WASHINGTON--In recent years, the outside world's idea of India has been tied almost exclusively to its glorious economic rise. The tragedy of Mumbai reminds us that severe religious, ethnic and nationalist differences remain. And these differences weigh heavily against India's definitive rise.
There is no denying the leap forward (pardon my Maoist slip) made by India since the bold changes unleashed in 1991 by Manmohan Singh, then the finance minister and now the prime minister. India has become the world's fourth-largest economy and its middle class has grown by a factor of four.
Unlike other Asian nations, India's economic coming of age was based on high-tech industry and therefore an increasing ability to produce more with less. In 2006, comparing India and China, Gurcharan Das, author of the book "India Unbound," described the country as "the world's back office" as opposed to "the world's workshop."
No less worthy is the fact that in India democracy preceded economic liberalization. It has been said--and Chile, South Korea and Taiwan seemed to play into that narrative--that only autocracies could enable the painful process of opening up an economy to competition because democracies, with their conflicting demands and political divisions, tend to reverse free-market reform before it reaches a critical mass of people. India, with a 60-year-old democracy, throws cold water on that premise.
But for many Indians, development is still an elusive goal. The country is socially stratified and millions of citizens, led by wily politicians, define their identity in religious or ethnic--i.e., collectivist--terms. This holds India back from catching up with modern liberal democracies in which rights are by and large based on the individual.
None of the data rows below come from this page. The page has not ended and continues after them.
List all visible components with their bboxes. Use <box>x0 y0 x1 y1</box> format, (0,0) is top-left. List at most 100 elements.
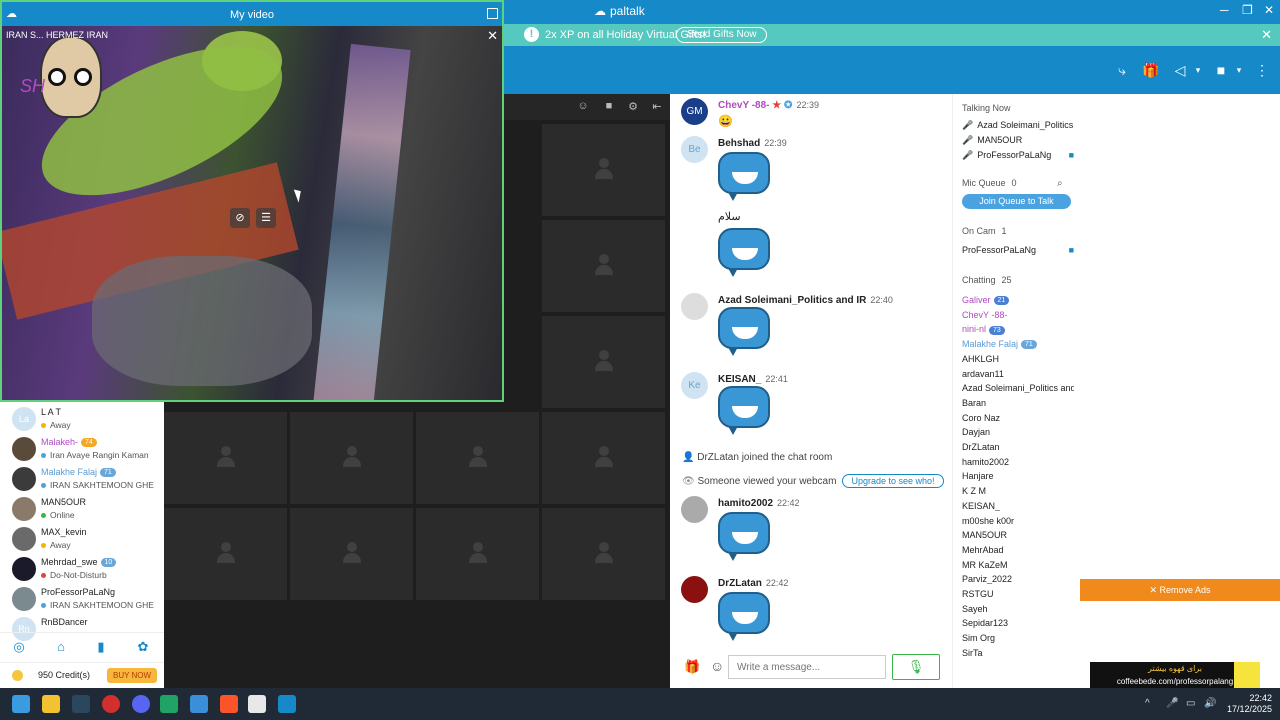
video-settings-icon[interactable]: ☰ <box>256 208 276 228</box>
network-icon[interactable]: ▭ <box>1186 698 1195 709</box>
clock[interactable]: 22:42 17/12/2025 <box>1227 693 1272 715</box>
chatting-user[interactable]: m00she k00r <box>962 516 1074 526</box>
leaderboard-icon[interactable]: ▮ <box>94 640 108 654</box>
system-message: 👁 Someone viewed your webcam Upgrade to s… <box>682 474 944 488</box>
video-camera-icon[interactable]: ■ <box>1212 62 1230 78</box>
share-icon[interactable]: ⤷ <box>1113 62 1131 78</box>
upgrade-button[interactable]: Upgrade to see who! <box>842 474 944 488</box>
opera-icon[interactable] <box>102 695 120 713</box>
message-author[interactable]: hamito2002 <box>718 498 773 509</box>
chatting-user[interactable]: DrZLatan <box>962 442 1074 452</box>
chatting-user[interactable]: hamito2002 <box>962 457 1074 467</box>
chatting-user[interactable]: Malakhe Falaj 71 <box>962 339 1074 350</box>
chevron-down-icon[interactable]: ▾ <box>1230 62 1248 78</box>
chatting-user[interactable]: Dayjan <box>962 427 1074 437</box>
discord-icon[interactable] <box>132 695 150 713</box>
contact-name: MAN5OUR <box>41 497 87 507</box>
contact-row[interactable]: MAX_kevin Away <box>0 524 164 554</box>
brave-icon[interactable] <box>220 695 238 713</box>
chevron-down-icon[interactable]: ▾ <box>1189 62 1207 78</box>
microphone-button[interactable]: 🎙 <box>892 654 940 680</box>
chatting-user[interactable]: Hanjare <box>962 471 1074 481</box>
chatting-user[interactable]: K Z M <box>962 486 1074 496</box>
contact-row[interactable]: ProFessorPaLaNg IRAN SAKHTEMOON GHE <box>0 584 164 614</box>
chatting-user[interactable]: KEISAN_ <box>962 501 1074 511</box>
start-icon[interactable] <box>12 695 30 713</box>
close-video-icon[interactable]: ✕ <box>487 28 498 44</box>
chatting-user[interactable]: nini-nl 73 <box>962 324 1074 335</box>
chatting-user[interactable]: Sim Org <box>962 633 1074 643</box>
chatting-user[interactable]: AHKLGH <box>962 354 1074 364</box>
collapse-icon[interactable]: ⇤ <box>650 100 664 114</box>
minimize-button[interactable]: ─ <box>1220 3 1229 17</box>
chatting-user[interactable]: ChevY -88- <box>962 310 1074 320</box>
compass-icon[interactable]: ◎ <box>12 640 26 654</box>
cam-icon: ■ <box>1068 150 1074 160</box>
file-explorer-icon[interactable] <box>42 695 60 713</box>
chatting-user[interactable]: RSTGU <box>962 589 1074 599</box>
buy-now-button[interactable]: BUY NOW <box>107 668 158 683</box>
paltalk-taskbar-icon[interactable] <box>278 695 296 713</box>
close-banner-icon[interactable]: ✕ <box>1261 27 1272 43</box>
send-gifts-button[interactable]: Send Gifts Now <box>676 27 768 43</box>
chatting-user[interactable]: ardavan11 <box>962 369 1074 379</box>
remove-ads-button[interactable]: ✕ Remove Ads <box>1080 579 1280 601</box>
chevron-up-icon[interactable]: ^ <box>1145 698 1150 709</box>
contact-row[interactable]: MAN5OUR Online <box>0 494 164 524</box>
app-icon[interactable] <box>248 695 266 713</box>
chatting-user[interactable]: Sepidar123 <box>962 618 1074 628</box>
contact-row[interactable]: La L A T Away <box>0 404 164 434</box>
more-options-icon[interactable]: ⋮ <box>1253 62 1271 78</box>
app-icon[interactable] <box>190 695 208 713</box>
message-author[interactable]: ChevY -88- <box>718 100 770 111</box>
chatting-user[interactable]: Coro Naz <box>962 413 1074 423</box>
gift-icon[interactable]: 🎁 <box>684 659 700 675</box>
bottom-nav: ◎ ⌂ ▮ ✿ <box>0 632 164 660</box>
message-author[interactable]: DrZLatan <box>718 578 762 589</box>
chatting-user[interactable]: Baran <box>962 398 1074 408</box>
chatting-user[interactable]: Parviz_2022 <box>962 574 1074 584</box>
close-window-button[interactable]: ✕ <box>1264 3 1274 17</box>
contact-row[interactable]: Mehrdad_swe 10 Do-Not-Disturb <box>0 554 164 584</box>
message-author[interactable]: KEISAN_ <box>718 374 761 385</box>
chatting-user[interactable]: Galiver 21 <box>962 295 1074 306</box>
talking-user[interactable]: 🎤 ProFessorPaLaNg ■ <box>962 150 1074 161</box>
popout-icon[interactable] <box>487 8 498 19</box>
contact-row[interactable]: Malakeh- 74 Iran Avaye Rangin Kaman <box>0 434 164 464</box>
chatting-user[interactable]: SirTa <box>962 648 1074 658</box>
on-cam-user[interactable]: ProFessorPaLaNg ■ <box>962 245 1074 255</box>
camera-off-icon[interactable]: ⊘ <box>230 208 250 228</box>
empty-cam-slot <box>542 508 665 600</box>
message-author[interactable]: Azad Soleimani_Politics and IR <box>718 295 866 306</box>
my-video-window[interactable]: My video ☁ SH IRAN S... HERMEZ IRAN ✕ ⊘ … <box>0 0 504 402</box>
contact-row[interactable]: Malakhe Falaj 71 IRAN SAKHTEMOON GHE <box>0 464 164 494</box>
user-icon: 👤 <box>682 452 695 463</box>
app-icon[interactable] <box>160 695 178 713</box>
user-placeholder-icon <box>343 542 361 564</box>
message-author[interactable]: Behshad <box>718 138 760 149</box>
user-placeholder-icon <box>217 446 235 468</box>
chatting-user[interactable]: MR KaZeM <box>962 560 1074 570</box>
message-input[interactable] <box>728 655 886 679</box>
chatting-user[interactable]: MehrAbad <box>962 545 1074 555</box>
announce-icon[interactable]: ◁ <box>1171 62 1189 78</box>
steam-icon[interactable] <box>72 695 90 713</box>
talking-user[interactable]: 🎤 Azad Soleimani_Politics a <box>962 120 1074 131</box>
restore-button[interactable]: ❐ <box>1242 3 1253 17</box>
chatting-user[interactable]: MAN5OUR <box>962 530 1074 540</box>
join-queue-button[interactable]: Join Queue to Talk <box>962 194 1071 209</box>
users-icon[interactable]: ☺ <box>576 100 590 114</box>
volume-icon[interactable]: 🔊 <box>1204 698 1216 709</box>
microphone-icon[interactable]: 🎤 <box>1166 698 1178 709</box>
home-icon[interactable]: ⌂ <box>54 640 68 654</box>
chatting-header: Chatting 25 <box>962 275 1012 285</box>
settings-icon[interactable]: ⚙ <box>626 100 640 114</box>
chatting-user[interactable]: Azad Soleimani_Politics and <box>962 383 1074 393</box>
emoji-icon[interactable]: ☺ <box>710 658 724 674</box>
camera-icon[interactable]: ■ <box>602 100 616 114</box>
chatting-user[interactable]: Sayeh <box>962 604 1074 614</box>
gift-icon[interactable]: 🎁 <box>1142 62 1160 78</box>
search-icon[interactable]: ⌕ <box>1057 178 1063 189</box>
rewards-icon[interactable]: ✿ <box>136 640 150 654</box>
talking-user[interactable]: 🎤 MAN5OUR <box>962 135 1074 146</box>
Much of India's terrorism, which has claimed about 12,000 lives since 1970, has been fueled by identity politics, whether it is Hindu fanaticism of the sort that demolished Ayodhya's mosque in 1992 and massacred Muslims in Gujarat in 2002, or the heinous crimes committed by Islamic groups such as the Indian Mujahideen in New Delhi and Bangalore. Indian nationalism is reflected in the strength of the Bharatiya Janata Party, which stands to gain from the Mumbai attacks, and in the shortsightedness with which the Indian establishment has handled Kashmir, two-thirds of which is under New Delhi's control, in the past two decades.
Citing the fact that Pakistan has been a dictatorship for much of its history and that its secret service has collaborated with terrorist groups, all of which is indisputably true, Indian leaders have tended to act defensively, letting the infection fester to the point at which external forces with broader agendas, such as al-Qaeda, are now making matters much worse.
Despite all this, relations between India and Pakistan have recently been improving. The democratically elected government of Pakistani President Asif Ali Zardari has condemned Islamist terrorists in Kashmir and is in the process of purging the country's Inter-Services Intelligence agency. India's Singh seemed to respond positively to those moves.
The terrorists who attacked Mumbai, probably belonging to the Kashmir-based group known as Lashkar-i-Taiba, were aware of this new dynamic and wanted to throttle it. With many Indians now understandably calling for retribution, and with a general election looming, it will be difficult for Singh to decouple the pursuit of the perpetrators from the cross-border dialogue that was gaining momentum. The tragedy of reversing that dialogue will not be measured in the lives lost recently in Mumbai, but in those that will burn in the pyre of religious and ethnic hatred in the future.
All of which reminds us of something that many Indians never forgot, even as their country became the "world's back office"--that the transit from backwardness to development is only in part an economic one. It also involves a profound change in people's idea of identity. In India, that change will be doubly onerous because it will have to take place in the context of neighbors that are far less democratic, and under the pressure of sophisticated Islamic terrorists determined to stoke up hatred among groups from the outside.
But other countries have moved beyond identity politics or are in the process of doing so. India, which has already achieved so many wondrous things, can do it too. Until it does, the glory of its modern rise will not be complete.
Alvaro Vargas Llosa is a senior fellow at the Independent Institute and the editor of "Lessons from the Poor."